“Il teatro degli illusi” è il primo lavoro musicale di Piero Lo Vuolo, irpino Doc. Questo album è nato da un’esigenza personale dell’artista. La musica lo ha accompagnato dagli 11 anni: pianoforte e basso, le prime jam session nei locali di Avellino e provincia. Gli anni della adolescenza e quelli successivi ad essa Piero li passa quasi sempre suonando con diversi gruppi in giro per la Campania. Poi il lavoro, il suo Bistrot Hirpinian Cluster nel centro storico di Avellino e per dodici anni gli strumenti sono stati accantonati, o meglio, confinati alle mura domestiche. E’ proprio lì che è nato questo disco.

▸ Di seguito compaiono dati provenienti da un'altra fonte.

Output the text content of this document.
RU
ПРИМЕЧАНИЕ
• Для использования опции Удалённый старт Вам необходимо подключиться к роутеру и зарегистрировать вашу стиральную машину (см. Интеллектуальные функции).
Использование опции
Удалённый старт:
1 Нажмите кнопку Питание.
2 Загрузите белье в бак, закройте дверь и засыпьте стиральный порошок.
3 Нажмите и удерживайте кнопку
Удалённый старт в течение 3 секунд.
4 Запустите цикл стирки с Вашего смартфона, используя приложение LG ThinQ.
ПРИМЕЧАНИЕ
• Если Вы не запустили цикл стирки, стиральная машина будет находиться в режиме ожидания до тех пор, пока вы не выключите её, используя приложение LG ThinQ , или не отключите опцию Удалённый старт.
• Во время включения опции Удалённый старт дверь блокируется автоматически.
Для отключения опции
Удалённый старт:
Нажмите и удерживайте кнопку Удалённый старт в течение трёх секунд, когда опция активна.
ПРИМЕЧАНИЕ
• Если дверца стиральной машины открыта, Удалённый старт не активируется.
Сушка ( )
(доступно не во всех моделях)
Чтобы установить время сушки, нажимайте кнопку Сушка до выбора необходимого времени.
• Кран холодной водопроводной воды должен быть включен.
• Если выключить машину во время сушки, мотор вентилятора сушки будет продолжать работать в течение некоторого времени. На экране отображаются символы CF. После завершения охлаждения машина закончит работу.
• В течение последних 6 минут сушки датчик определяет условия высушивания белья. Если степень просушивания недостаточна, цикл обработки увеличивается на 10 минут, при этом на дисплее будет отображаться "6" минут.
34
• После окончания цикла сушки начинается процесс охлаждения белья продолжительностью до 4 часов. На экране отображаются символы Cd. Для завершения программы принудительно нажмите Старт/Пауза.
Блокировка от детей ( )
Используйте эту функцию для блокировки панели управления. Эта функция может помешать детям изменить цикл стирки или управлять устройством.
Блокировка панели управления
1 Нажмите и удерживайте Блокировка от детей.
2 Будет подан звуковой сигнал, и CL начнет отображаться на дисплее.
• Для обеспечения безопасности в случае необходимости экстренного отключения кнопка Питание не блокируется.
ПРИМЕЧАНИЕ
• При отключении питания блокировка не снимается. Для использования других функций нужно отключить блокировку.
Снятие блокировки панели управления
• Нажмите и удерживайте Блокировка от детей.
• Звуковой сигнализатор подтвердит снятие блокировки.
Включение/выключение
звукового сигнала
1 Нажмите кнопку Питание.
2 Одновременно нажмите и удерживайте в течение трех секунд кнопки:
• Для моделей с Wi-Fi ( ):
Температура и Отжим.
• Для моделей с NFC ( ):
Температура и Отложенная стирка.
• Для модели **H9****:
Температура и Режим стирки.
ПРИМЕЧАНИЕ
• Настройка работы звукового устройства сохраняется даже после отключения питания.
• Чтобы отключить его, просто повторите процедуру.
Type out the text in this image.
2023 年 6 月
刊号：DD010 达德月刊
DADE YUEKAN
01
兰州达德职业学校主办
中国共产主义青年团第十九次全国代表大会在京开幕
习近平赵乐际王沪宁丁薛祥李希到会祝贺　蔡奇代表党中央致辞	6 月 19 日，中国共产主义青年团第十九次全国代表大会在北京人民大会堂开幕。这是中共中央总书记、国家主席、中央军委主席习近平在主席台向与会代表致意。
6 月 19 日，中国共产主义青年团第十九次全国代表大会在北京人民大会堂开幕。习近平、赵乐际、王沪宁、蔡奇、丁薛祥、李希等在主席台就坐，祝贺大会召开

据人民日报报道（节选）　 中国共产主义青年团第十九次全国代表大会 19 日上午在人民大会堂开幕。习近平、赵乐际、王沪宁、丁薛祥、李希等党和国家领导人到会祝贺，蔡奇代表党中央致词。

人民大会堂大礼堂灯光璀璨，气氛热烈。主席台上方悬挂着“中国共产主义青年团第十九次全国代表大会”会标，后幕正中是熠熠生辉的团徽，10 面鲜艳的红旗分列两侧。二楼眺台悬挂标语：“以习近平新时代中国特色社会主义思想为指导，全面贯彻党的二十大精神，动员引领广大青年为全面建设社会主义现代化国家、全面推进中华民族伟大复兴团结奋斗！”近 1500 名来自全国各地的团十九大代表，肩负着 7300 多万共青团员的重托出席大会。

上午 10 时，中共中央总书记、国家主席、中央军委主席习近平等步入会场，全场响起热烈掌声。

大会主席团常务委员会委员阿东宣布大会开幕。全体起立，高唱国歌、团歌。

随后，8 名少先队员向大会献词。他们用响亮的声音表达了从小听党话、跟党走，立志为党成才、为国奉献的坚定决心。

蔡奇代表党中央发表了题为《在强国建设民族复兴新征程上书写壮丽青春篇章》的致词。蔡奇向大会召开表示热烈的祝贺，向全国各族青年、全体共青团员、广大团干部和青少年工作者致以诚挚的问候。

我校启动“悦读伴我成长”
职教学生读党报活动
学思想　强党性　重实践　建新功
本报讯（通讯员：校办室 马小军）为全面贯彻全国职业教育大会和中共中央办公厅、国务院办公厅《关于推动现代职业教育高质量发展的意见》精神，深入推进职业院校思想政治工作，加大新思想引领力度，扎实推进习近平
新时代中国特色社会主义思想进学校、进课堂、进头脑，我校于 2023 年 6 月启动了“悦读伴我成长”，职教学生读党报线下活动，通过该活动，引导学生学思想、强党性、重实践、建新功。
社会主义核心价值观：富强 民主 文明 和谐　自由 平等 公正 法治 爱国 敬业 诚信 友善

“Mi sono chiuso nel mio mondo musicale popolato dai De Andrè, Tenco, Rino Gaetano, Piero Ciampi – racconta Piero – e pian piano ho iniziato a prendere coscienza che riuscivo a scrivere dei testi ed a musicarli”. Il Teatro degli illusi è la vita vera. E’ ciò che accade tutti i giorni in una società in cui ciascuno indossa una o più maschere. “Illusi lo siamo un po’ tutti”. “C’è chi ha un lavoro ed è convinto che quell’impiego valga più del suo essere uomo”. Nella copertina dell’album i burattini de Il Teatro degli illusi sono mossi da Piero. Da burattino diventa il burattinaio. Lo fa attraverso questi 11 brani, muovendo i personaggi con i suoi finti capelli lunghi.
Ad osservare lo spettacolo ci sono i figli Marco, Adelaide, la moglie Carmen, ma anche la cagnetta Paz: “E’ stata la mia compagna di vita fino al novembre del 2020”. C’è anche il desiderio di lasciare un testamento: “Resterà un ricordo per i miei figli. Avranno sempre una voce da poter riascoltare. Cosa che non ho di mio padre”. In questo lavoro musicale Lo Vuolo compie il suo percorso ponendo l’accento sulle asperità della società in cui vive. Come in “A volte” (le occasioni raccolte e mancate della vita), in “Libera la mente” (protagonisti i giovani costretti ad emigrare). Lo sguardo diventa autobiografico in “Chiedimi se”, in “Ho preso il vino” e nella title track “Il teatro degli illusi”.
I testi e le musiche di Lo Vuolo hanno avuto la fortuna di incontrare gli arrangiamenti del maestro Gabriele Grifa. Piero gioca a fare il Ciampi con la vocalità di Mannarino e con tratti che ricordano Cisco dei Modena City Ramblers. Ci sono poi tre dediche particolari. “Giù” per il piccolo Giuseppe, “Venerdì”, è per sua madre e per tutte le mamme. Un commento a parte merita “Ritorno alla vita”: “Faccio fatica a cantarla. Nel 2004, il giorno precedente al mio compleanno, fu diagnosticato un tumore a mio padre. Quella stessa sera scrissi tutta la partitura a pianoforte. L’anno dopo, nel maggio del 2005, mio padre venne a mancare. Quella melodia è rimasta senza parole per 7 anni. Non sapevo che l’avrei dedicata proprio a lui. In una sera insonne è nato il testo: i consigli di un padre ad un figlio, il legame tra un padre ed un figlio”.